I watched teams solve problems, make connections, and achieve the lesson goal. However, the next day they didn’t remember what they had done in the lesson—students were forgetting what they learned. I displayed pictures of the whiteboards from the day before, but that didn’t work. I believe this happens because from the student perspective, they just worked on a bunch of problems and found answers. They didn’t know what the goal of the lesson was and they didn’t know whether they met it.

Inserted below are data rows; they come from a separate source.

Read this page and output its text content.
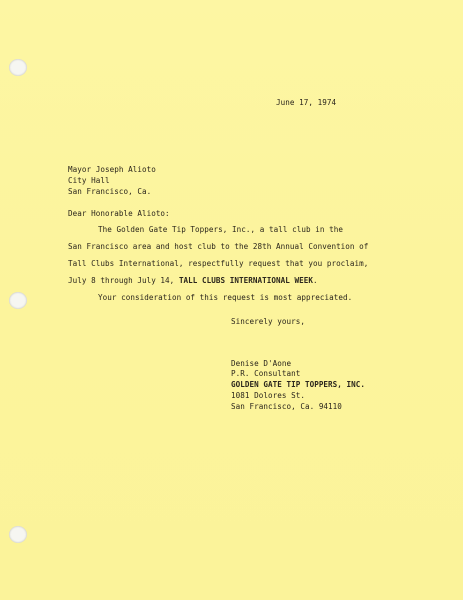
June 17, 1974
Mayor Joseph Alioto
City Hall
San Francisco, Ca.
Dear Honorable Alioto:
The Golden Gate Tip Toppers, Inc., a tall club in the
San Francisco area and host club to the 28th Annual Convention of
Tall Clubs International, respectfully request that you proclaim,
July 8 through July 14, TALL CLUBS INTERNATIONAL WEEK.
Your consideration of this request is most appreciated.
Sincerely yours,
Denise D'Aone
P.R. Consultant
GOLDEN GATE TIP TOPPERS, INC.
1081 Dolores St.
San Francisco, Ca. 94110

To solve this problem, I make sure that we have a quick class discussion during the last ten minutes of class. At the ten-minute mark, I have students put all supplies away and take out their note sheets. I will quickly point out interesting work I see on the whiteboards and then I will write out a problem that encompasses the goal of the lesson and ask the class to tell me how to solve it. Students are usually excited to tell me what to do because they know what to do. Students also write the problem and the steps on their note sheets. I will also highlight any vocabulary from the lesson that students should add to their notes as well. This process helps students understand the goal of the lesson, and they have an example to look at later to help trigger their memory.
There are occasions when one class will run out of time and not have a chance to discuss the goal at the end of class. The next day, the same class will have trouble answering a warm-up question on the topic, while the other classes have no trouble answering the question. This is evidence that the process works. I find this so interesting because all classes discuss the same problems, but students won’t transfer the information into knowledge without knowing what is personally important.
I recently read something that might explain this in Visible Learning for Mathematics. John Hattie researched the effects that different teaching influences had on learners. The teaching influence of self-reported grades and student expectations is the highest ranked influence of those investigated by the author.
“When we think about it, though, it’s hard for learners to know whether they are learning something without having some criteria against which they can measure themselves” (pg 57).
Measuring and Maintaining the Math Learning
Having the class work on one last problem together with me gives them a criterion to measure their learning for that day and helps them transfer the information into knowledge.
The process of discussing a problem as a class also helps to fill in any gaps individual students might have had during the lesson. The work I see on the boards and the discussions I hear from students have been coming from the team as a collective. Just because the team can answer the questions doesn’t mean each student can. So, it’s important to give all students the chance to put all the pieces of information from the lesson together by summarizing the lesson goal.
Something important for me to remember is that every year I must rebuild my thinking classroom. At the end of last year, classes were running smoothly, and students were doing an excellent job thinking. Now that it is November, I need to remind myself that it took a long time to build a thinking classroom last year and that students usually start to push back against working in teams in October and November, when the novelty of working at the boards starts to wear off. But, if I continue to use the Building Thinking Classrooms practices, they will continue to build their thinking skills, and eventually, I will have built the thinking classrooms I saw last year.
Sources
Liljedahl, P. (2020). Building thinking classrooms in mathematics: 14 teaching practices for enhancing learning. Corwin.
Hattie, J., Fisher, D., & Frey, N. (2017). Visible learning for mathematics: What works best to optimize student learning, grades K–12. Corwin.